Maintaining healthy blood sugar is essential to everyone’s health, regardless of whether or not you have diabetes.
According to researchers, the range for normal glucose levels is typically between 70-100 mg/dL when fasting, and maximum post-meal levels of less than 140 mg/dL (two hours after eating). However, normal blood glucose levels can vary from person to person and depend on various factors. Your body constantly regulates your blood sugar levels to keep them within those normal ranges outlined by the CDC.
When we eat a meal, our digestive system breaks down food into tiny molecules of nutrients that are absorbed into the bloodstream. Glucose levels are regulated by a hormone called insulin, released from the pancreas. Think of insulin as a traffic cop. It tells the blood sugar (glucose) where to go and where to be stored. Once you eat something that breaks down into sugar (glucose), the pancreas secretes insulin, which has the primary job of moving that glucose into your cells, lowering the glucose in your blood. With optimal amounts and good insulin sensitivity, glucose fuels your nervous system and is burned off as energy. The glucose the body doesn't need to use immediately for energy; it stores in the liver and muscles, called glycogen. This insulin response is normal and healthy. The problems happen when you have chronic excessive glucose from a poor diet in your bloodstream. Suffice it to say the more sugar you eat, the more insulin you release. Because insulin’s job is to help store energy away, the more sugar you eat, the less access you have to stored energy—as while it is insulin’s job to store sugar, it is also its job not to let it out. That means you’re going to store that excess sugar as fat. When you need energy, you’ll get hungry for more sugar to fill the energy demands that aren’t being filled by the sugar locked away because you’ve got too much insulin circulating in your blood for too long.
What is Insulin Resistance?
Insulin resistance means you require higher and higher insulin levels for the same result—to drive glucose into cells as fuel. It's the law of diminishing returns: insulin becomes less effective at lowering blood glucose over time because the cell becomes numb. Eventually, you have high insulin and high glucose. This causes elevated insulin and blood sugar levels, potentially leading to type 2 diabetes.
Insulin alone doesn’t cause weight gain (you also need to eat more calories than you expend). Hormones and weight loss are complicated, everyone’s carbohydrate threshold is different, so there is no one-size-fits-all answer. However, one of the fundamental solutions to lasting weight loss and optimal health is maintaining normal glucose and insulin levels.

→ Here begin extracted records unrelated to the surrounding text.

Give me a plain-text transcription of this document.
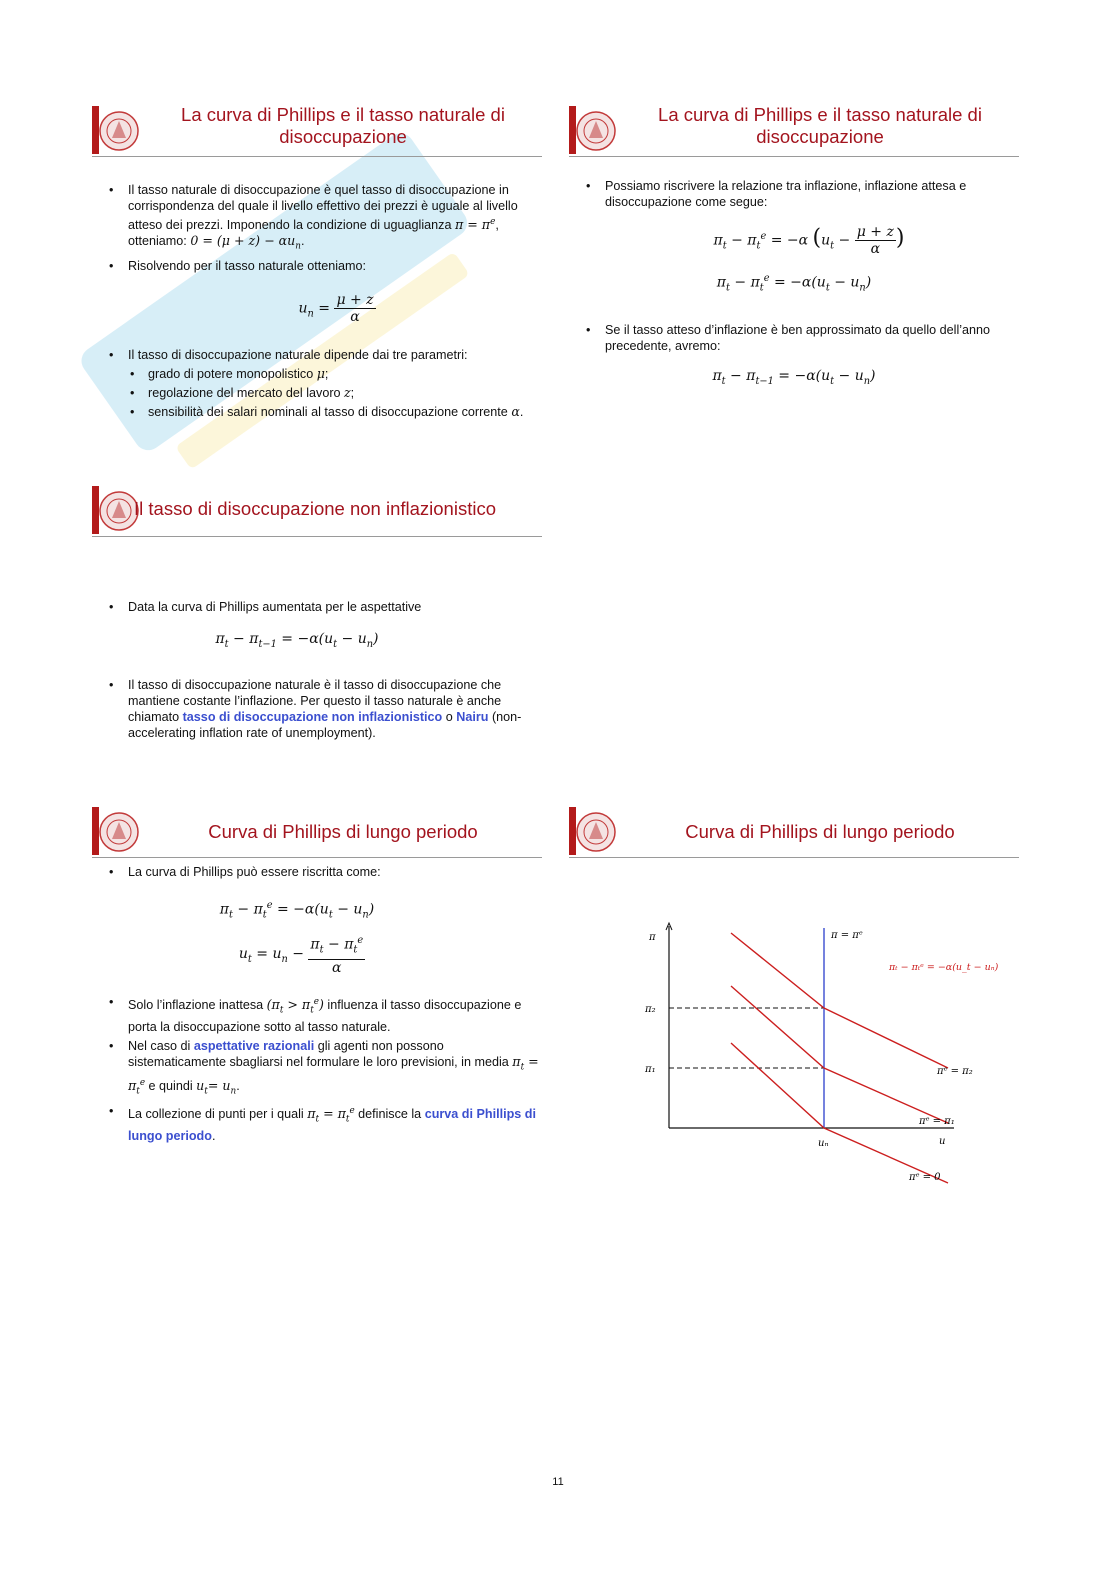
La curva di Phillips e il tasso naturale di disoccupazione
• Il tasso naturale di disoccupazione è quel tasso di disoccupazione in corrispondenza del quale il livello effettivo dei prezzi è uguale al livello atteso dei prezzi. Imponendo la condizione di uguaglianza $\pi = \pi^e$, otteniamo: $0 = (\mu + z) - \alpha u_n$.
• Risolvendo per il tasso naturale otteniamo:
$u_n = \frac{\mu + z}{\alpha}$
• Il tasso di disoccupazione naturale dipende dai tre parametri:
• grado di potere monopolistico μ;
• regolazione del mercato del lavoro z;
• sensibilità dei salari nominali al tasso di disoccupazione corrente α.
La curva di Phillips e il tasso naturale di disoccupazione
• Possiamo riscrivere la relazione tra inflazione, inflazione attesa e disoccupazione come segue:
$\pi_t - \pi_t^e = -\alpha$ ($u_t - \frac{\mu + z}{\alpha}$ )
$\pi_t - \pi_t^e = -\alpha(u_t - u_n)$
• Se il tasso atteso d’inflazione è ben approssimato da quello dell’anno precedente, avremo:
$\pi_t - \pi_{t-1} = -\alpha(u_t - u_n)$
Il tasso di disoccupazione non inflazionistico
• Data la curva di Phillips aumentata per le aspettative
$\pi_t - \pi_{t-1} = -\alpha(u_t - u_n)$
• Il tasso di disoccupazione naturale è il tasso di disoccupazione che mantiene costante l’inflazione. Per questo il tasso naturale è anche chiamato tasso di disoccupazione non inflazionistico o Nairu (non-accelerating inflation rate of unemployment).
Curva di Phillips di lungo periodo
• La curva di Phillips può essere riscritta come:
$\pi_t - \pi_t^e = -\alpha(u_t - u_n)$
$u_t = u_n - \frac{\pi_t - \pi_t^e}{\alpha}$
• Solo l’inflazione inattesa $(\pi_t > \pi_t^e)$ influenza il tasso disoccupazione e porta la disoccupazione sotto al tasso naturale.
• Nel caso di aspettative razionali gli agenti non possono sistematicamente sbagliarsi nel formulare le loro previsioni, in media $\pi_t = \pi_t^e$ e quindi $u_t= u_n$.
• La collezione di punti per i quali $\pi_t = \pi_t^e$ definisce la curva di Phillips di lungo periodo.
Curva di Phillips di lungo periodo
π
u
uₙ
π₁
π₂
π = πᵉ
πₜ − πₜᵉ = −α(u_t − uₙ)
πᵉ = 0
πᵉ = π₁
πᵉ = π₂
11
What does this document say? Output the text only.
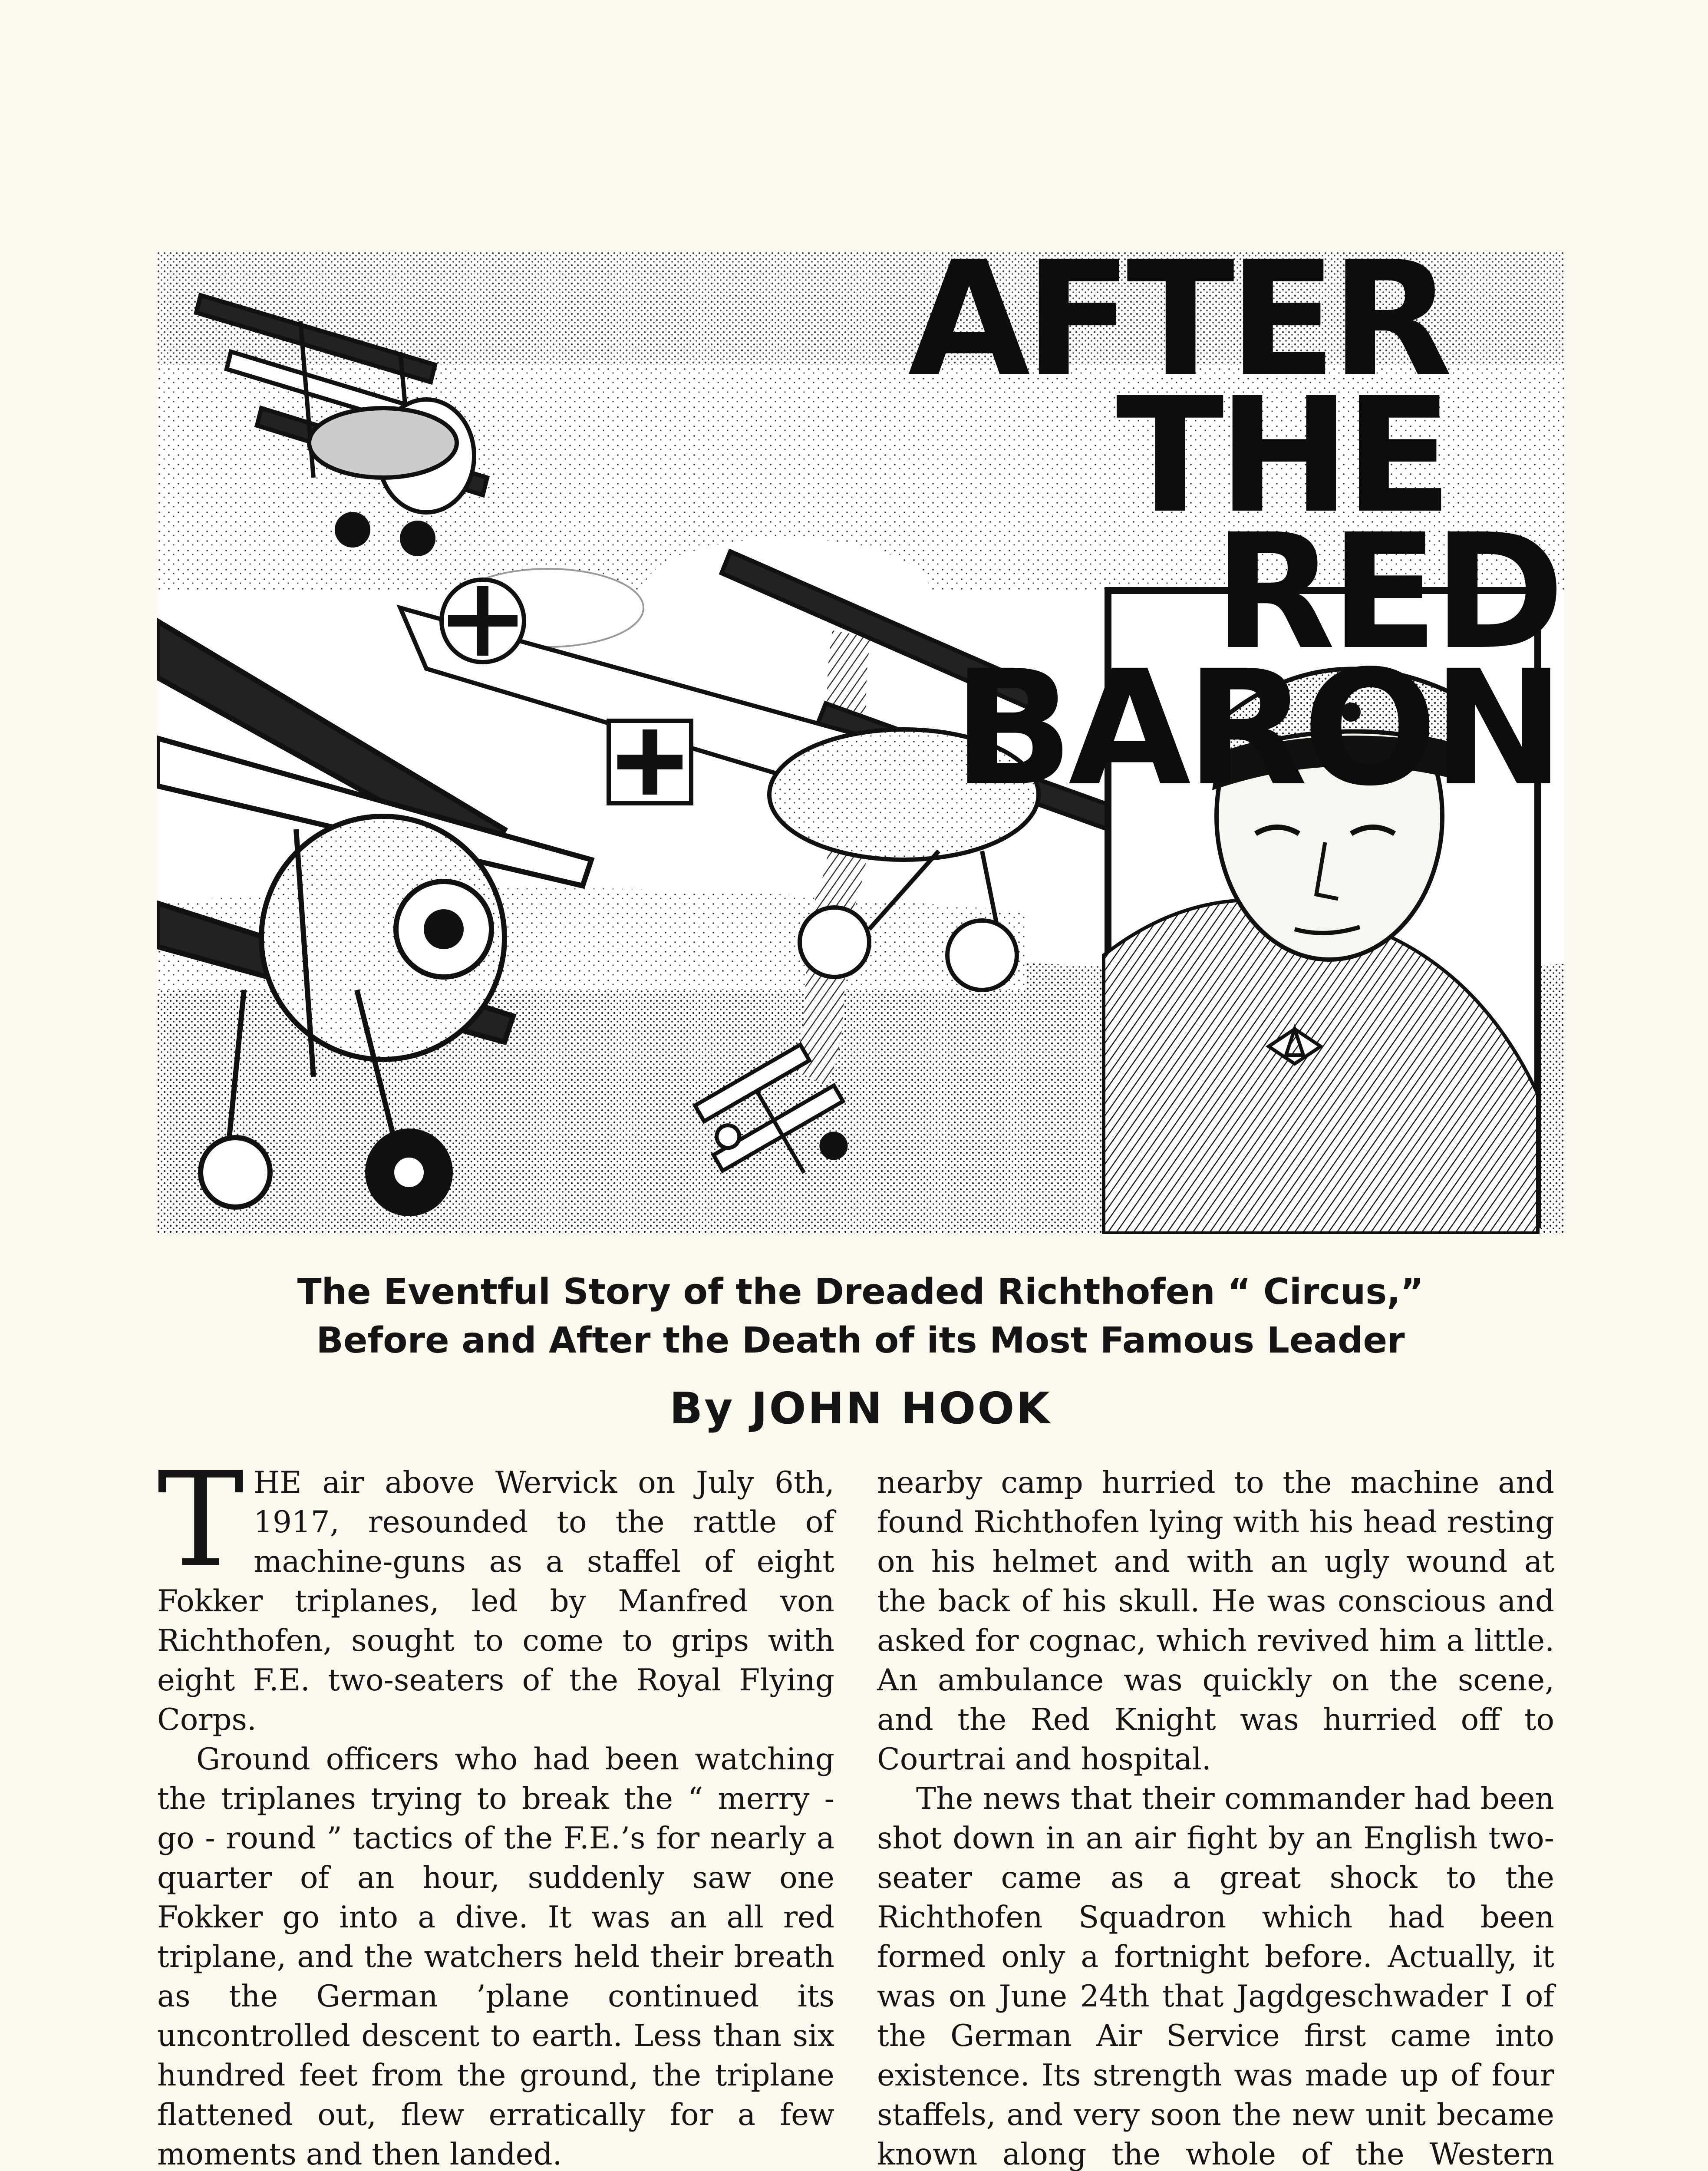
AFTER THE
RED BARON
The Eventful Story of the Dreaded Richthofen “ Circus,”
Before and After the Death of its Most Famous Leader
By JOHN HOOK

THE air above Wervick on July 6th, 1917, resounded to the rattle of machine-guns as a staffel of eight Fokker triplanes, led by Manfred von Richthofen, sought to come to grips with eight F.E. two-seaters of the Royal Flying Corps.

Ground officers who had been watching the triplanes trying to break the “ merry - go - round ” tactics of the F.E.’s for nearly a quarter of an hour, suddenly saw one Fokker go into a dive. It was an all red triplane, and the watchers held their breath as the German ’plane continued its uncontrolled descent to earth. Less than six hundred feet from the ground, the triplane flattened out, flew erratically for a few moments and then landed.

nearby camp hurried to the machine and found Richthofen lying with his head resting on his helmet and with an ugly wound at the back of his skull. He was conscious and asked for cognac, which revived him a little. An ambulance was quickly on the scene, and the Red Knight was hurried off to Courtrai and hospital.

The news that their commander had been shot down in an air fight by an English two-seater came as a great shock to the Richthofen Squadron which had been formed only a fortnight before. Actually, it was on June 24th that Jagdgeschwader I of the German Air Service first came into existence. Its strength was made up of four staffels, and very soon the new unit became known along the whole of the Western
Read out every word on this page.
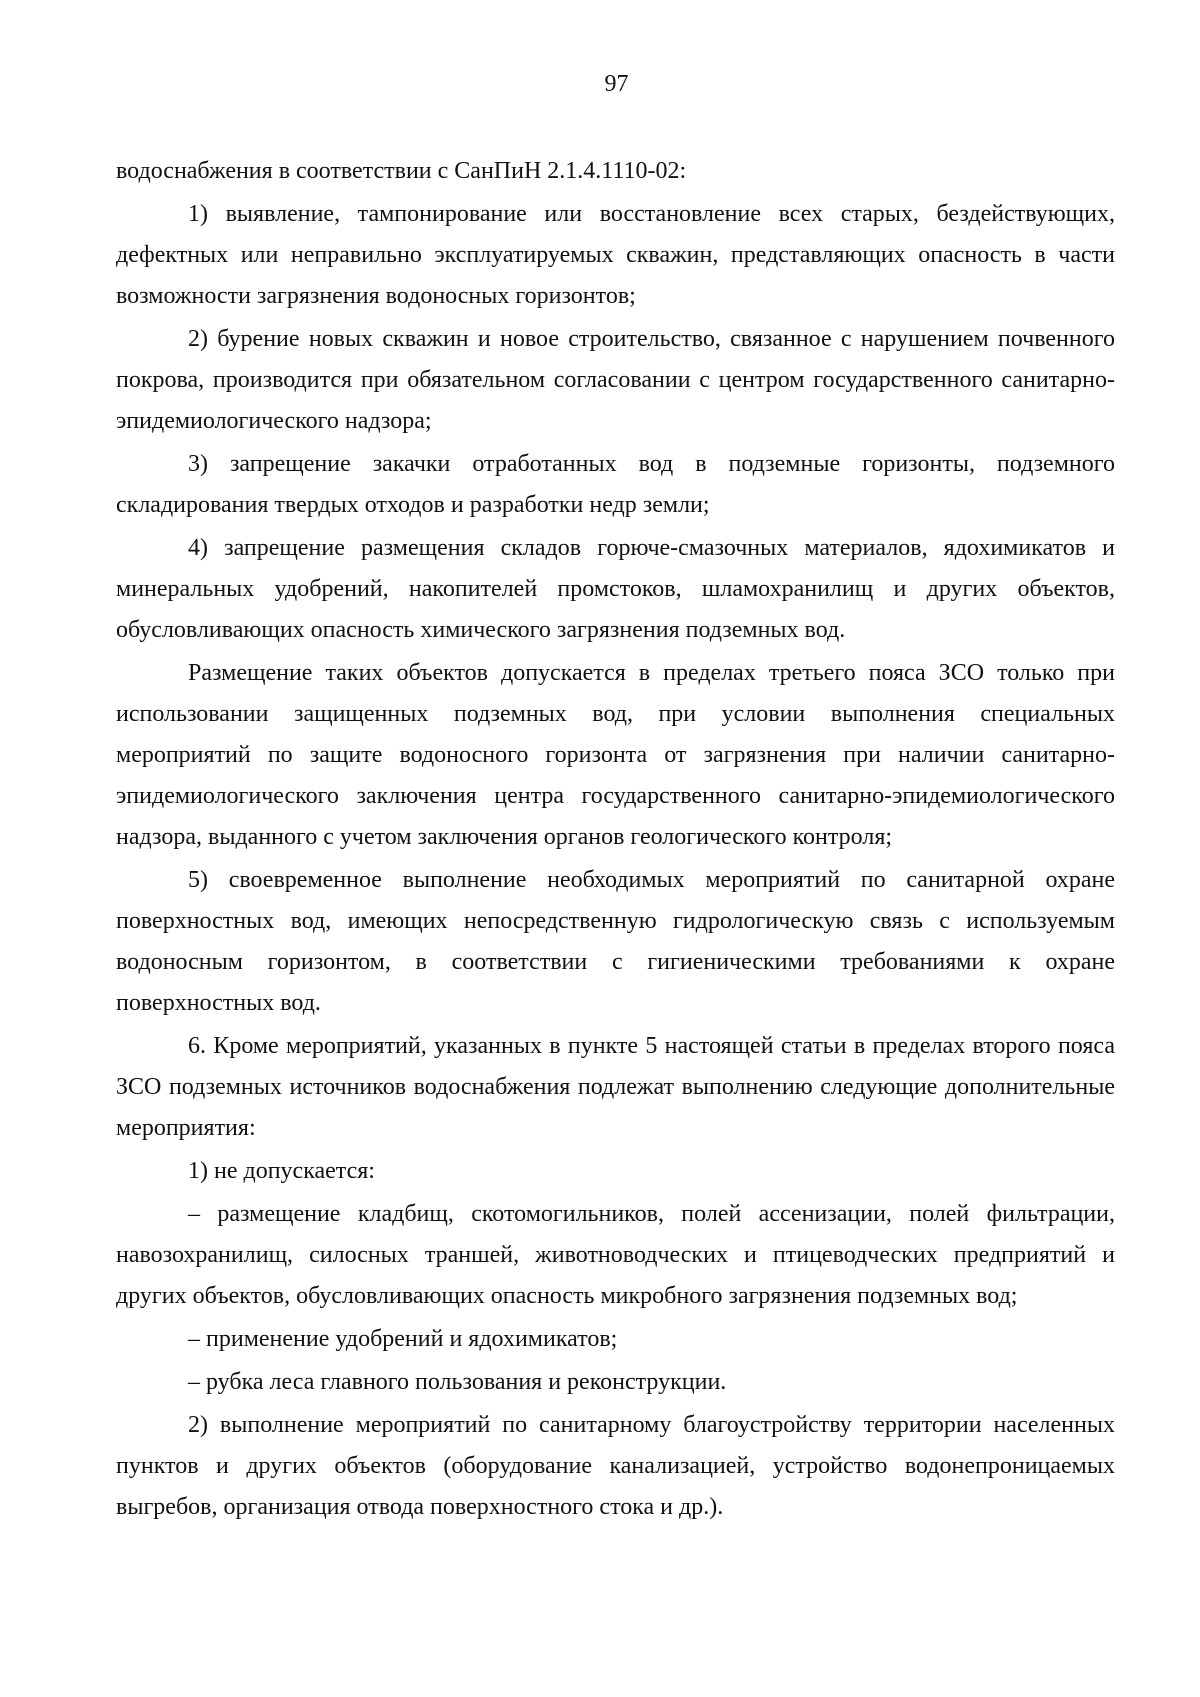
97

водоснабжения в соответствии с СанПиН 2.1.4.1110-02:

1) выявление, тампонирование или восстановление всех старых, бездействующих, дефектных или неправильно эксплуатируемых скважин, представляющих опасность в части возможности загрязнения водоносных горизонтов;

2) бурение новых скважин и новое строительство, связанное с нарушением почвенного покрова, производится при обязательном согласовании с центром государственного санитарно-эпидемиологического надзора;

3) запрещение закачки отработанных вод в подземные горизонты, подземного складирования твердых отходов и разработки недр земли;

4) запрещение размещения складов горюче-смазочных материалов, ядохимикатов и минеральных удобрений, накопителей промстоков, шламохранилищ и других объектов, обусловливающих опасность химического загрязнения подземных вод.

Размещение таких объектов допускается в пределах третьего пояса ЗСО только при использовании защищенных подземных вод, при условии выполнения специальных мероприятий по защите водоносного горизонта от загрязнения при наличии санитарно-эпидемиологического заключения центра государственного санитарно-эпидемиологического надзора, выданного с учетом заключения органов геологического контроля;

5) своевременное выполнение необходимых мероприятий по санитарной охране поверхностных вод, имеющих непосредственную гидрологическую связь с используемым водоносным горизонтом, в соответствии с гигиеническими требованиями к охране поверхностных вод.

6. Кроме мероприятий, указанных в пункте 5 настоящей статьи в пределах второго пояса ЗСО подземных источников водоснабжения подлежат выполнению следующие дополнительные мероприятия:

1) не допускается:

– размещение кладбищ, скотомогильников, полей ассенизации, полей фильтрации, навозохранилищ, силосных траншей, животноводческих и птицеводческих предприятий и других объектов, обусловливающих опасность микробного загрязнения подземных вод;

– применение удобрений и ядохимикатов;

– рубка леса главного пользования и реконструкции.

2) выполнение мероприятий по санитарному благоустройству территории населенных пунктов и других объектов (оборудование канализацией, устройство водонепроницаемых выгребов, организация отвода поверхностного стока и др.).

Action plan to improve insulin sensitivity: So, we want to be insulin sensitive. The big question is how?
Exercise
The number one way to increase our insulin sensitivity is with movement. Include strength training where you are lifting weights. Weight lifting significantly increases insulin sensitivity by increasing non-insulin-dependent glucose uptake, which allows your muscles to replenish glycogen without insulin. Include exercise that burns glycogen stores (glucose storage space). This could include HIIT, sprints, intense cycling, CrossFit-like workouts, or training fasted. (note: Exercise may spike your glucose. This is different than a food spike. Exercise will ensure long-term lower glucose levels).
Avoid being sedentary. Break up every hour of sitting with 5 minutes of activity. Aim for 10,000 steps per day. Walk after meals.
Diet
Focus on whole foods with minimal processing. Pay attention to how your body responds to the foods you eat. Balancing your meals with protein and fiber-filled foods is a great way to blunt a higher glucose spike and stabilize your levels. As a result, you’ll stay fuller and satiated for longer. For most people, the more physically active you are, the more carbohydrates you can tolerate without glucose spikes.
Drink Apple cider vinegar: Studies show that drinking two tablespoons of apple cider vinegar with filtered water helped reduce blood sugar levels in people with insulin resistance.
Try Intermittent Fasting: For some, this may improve insulin sensitivity. As always, this is not a one size fits all protocol, but a 16/8 fasting protocol is safe for most people. That might look like you eat your meals between 11 am - 7 pm or 10 am - 6 pm and fast the rest of the time (you should be sleeping most of that fasting period).
Time it Right: We tend to be more insulin sensitive earlier in the day. Therefore, eating the bulk of your carbohydrates for lunch and breakfast instead of dinner may be beneficial. Opt to have carbs before or after exercise, as that is when we are insulin sensitive.
You can monitor your glucose levels by monitoring your fasting levels and an A1C test that measures your average blood sugar levels over the past three months at your yearly exams. You can also wear a continuous glucose monitor (CGM). If you'd like to check your insulin specifically, you would need a fasting insulin test from your PCP. If you plan to do annual labs, you can request this lab (it may cost extra).